À 15 mois de la date butoir, les universités qui accumulent le plus de retard croient tout de même qu’elles pourront atteindre leurs cibles avant la fin de l’année 2019. Selon la vice-rectrice à la recherche à l’Université de Montréal, Marie-Josée Hébert, l’institution dépassera ses cibles en avril prochain, si le programme de chaires de recherche du Canada accepte ses nominations.

L’Université Laval croit elle aussi pouvoir rattraper son retard. Les neuf postes de titulaires de CRC à combler en 2019 seront exclusivement proposés à des membres des groupes sous-représentés, soit les femmes, les personnes handicapées, les autochtones et les minorités visibles.

Ces deux universités reconnaissent qu’elles ont du travail à faire. « Ça nous a frappés nous aussi. Nos statistiques qui venaient du secrétariat étaient rentrées en février 2016 et on s’était rendu compte qu’on n’avait pas la progression qu’on souhaitait », explique Marie-Josée Hébert.

Son homologue de l’Université Laval, Eugénie Brouillet, a fait les mêmes constats. « Depuis que la dernière direction est entrée en fonction, il y a un an, on s’est rendu compte qu’on avait des efforts à faire », souligne-t-elle.

Du progrès

La proportion de femmes dans les chaires de recherche du Canada au Québec a augmenté de près de 8 % depuis 2010. Ce progrès est dû à la série de mesures entreprises par les universités à la demande des chaires de recherche du Canada.

« Atteindre l’équité et la diversité en recherche n’est pas juste une question de quotas. Il s’agit de mettre en place une infrastructure institutionnelle visant à lever les barrières discriminatoires », affirme Tania Saba, titulaire de la Chaire BMO en diversité et gouvernance de l’Université de Montréal.

En 2017, les méthodes de sélection des candidats pour les CRC ont changé. Les universités doivent maintenant offrir des formations aux personnes impliquées dans les processus de recrutement afin que ces derniers soient sensibilisés par rapport aux biais inconscients lors de la sélection de candidats.

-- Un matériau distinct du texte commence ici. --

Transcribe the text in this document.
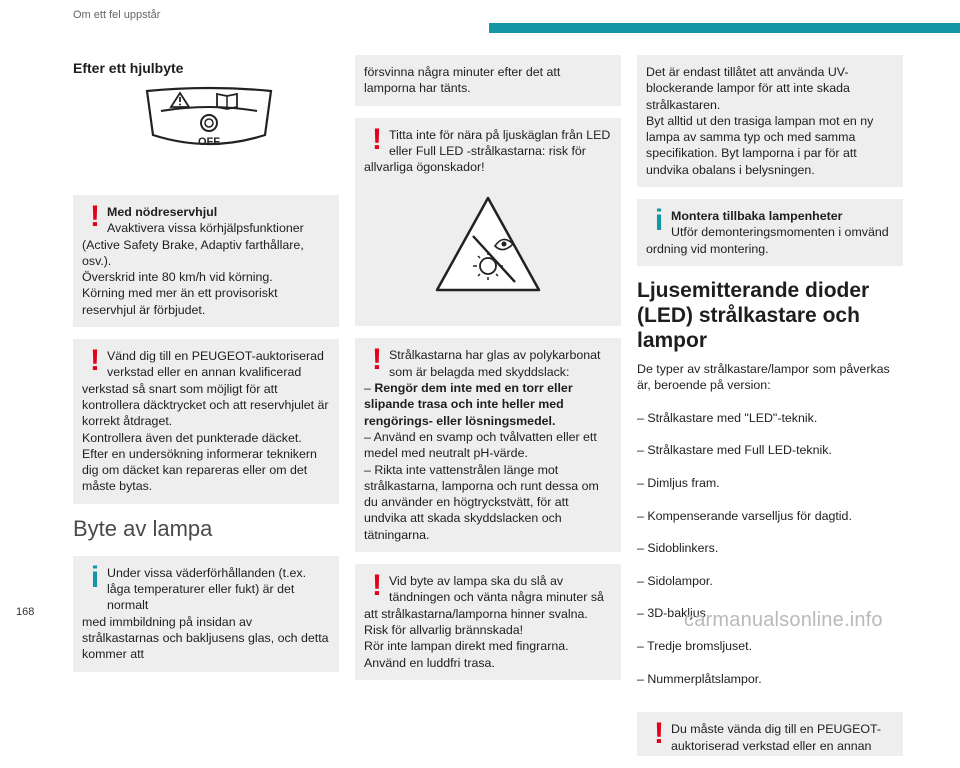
Om ett fel uppstår
Efter ett hjulbyte
OFF
! Med nödreservhjul
Avaktivera vissa körhjälpsfunktioner

(Active Safety Brake, Adaptiv farthållare,
osv.).
Överskrid inte 80 km/h vid körning.
Körning med mer än ett provisoriskt reservhjul är förbjudet.

! Vänd dig till en PEUGEOT-auktoriserad verkstad eller en annan kvalificerad

verkstad så snart som möjligt för att kontrollera däcktrycket och att reservhjulet är korrekt åtdraget.
Kontrollera även det punkterade däcket. Efter en undersökning informerar teknikern dig om däcket kan repareras eller om det måste bytas.

Byte av lampa
i Under vissa väderförhållanden (t.ex. låga temperaturer eller fukt) är det normalt

med immbildning på insidan av strålkastarnas och bakljusens glas, och detta kommer att

försvinna några minuter efter det att lamporna har tänts.

! Titta inte för nära på ljuskäglan från LED eller Full LED -strålkastarna: risk för

allvarliga ögonskador!

! Strålkastarna har glas av polykarbonat som är belagda med skyddslack:

– Rengör dem inte med en torr eller slipande trasa och inte heller med rengörings- eller lösningsmedel.

– Använd en svamp och tvålvatten eller ett medel med neutralt pH-värde.

– Rikta inte vattenstrålen länge mot strålkastarna, lamporna och runt dessa om du använder en högtryckstvätt, för att undvika att skada skyddslacken och tätningarna.

! Vid byte av lampa ska du slå av tändningen och vänta några minuter så

att strålkastarna/lamporna hinner svalna. Risk för allvarlig brännskada!
Rör inte lampan direkt med fingrarna. Använd en luddfri trasa.

Det är endast tillåtet att använda UV-blockerande lampor för att inte skada strålkastaren.
Byt alltid ut den trasiga lampan mot en ny lampa av samma typ och med samma specifikation. Byt lamporna i par för att undvika obalans i belysningen.

i Montera tillbaka lampenheter
Utför demonteringsmomenten i omvänd

ordning vid montering.

Ljusemitterande dioder (LED) strålkastare och lampor

De typer av strålkastare/lampor som påverkas är, beroende på version:

– Strålkastare med "LED"-teknik.

– Strålkastare med Full LED-teknik.

– Dimljus fram.

– Kompenserande varselljus för dagtid.

– Sidoblinkers.

– Sidolampor.

– 3D-bakljus.

– Tredje bromsljuset.

– Nummerplåtslampor.

! Du måste vända dig till en PEUGEOT-auktoriserad verkstad eller en annan
168	carmanualsonline.info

Un titulaire de chaire ne peut désormais être renouvelé dans ses fonctions qu’une seule fois. Cette décision du programme des chaires de recherche du Canada permet une plus grande diversité des titulaires.

« Il y a des choses positives qui se passent. C’est très contraignant [des cibles] pour les universités, on leur impose des choses. Mais ça fait avancer les choses », exprime la chercheuse Ève Langelier.

Le problème pour certains domaines est le manque de professeures pouvant devenir titulaires. « Pour atteindre la parité ou la bonne représentation en recherche, il faut d’abord l’atteindre au sein du corps professoral », affirme Tania Saba.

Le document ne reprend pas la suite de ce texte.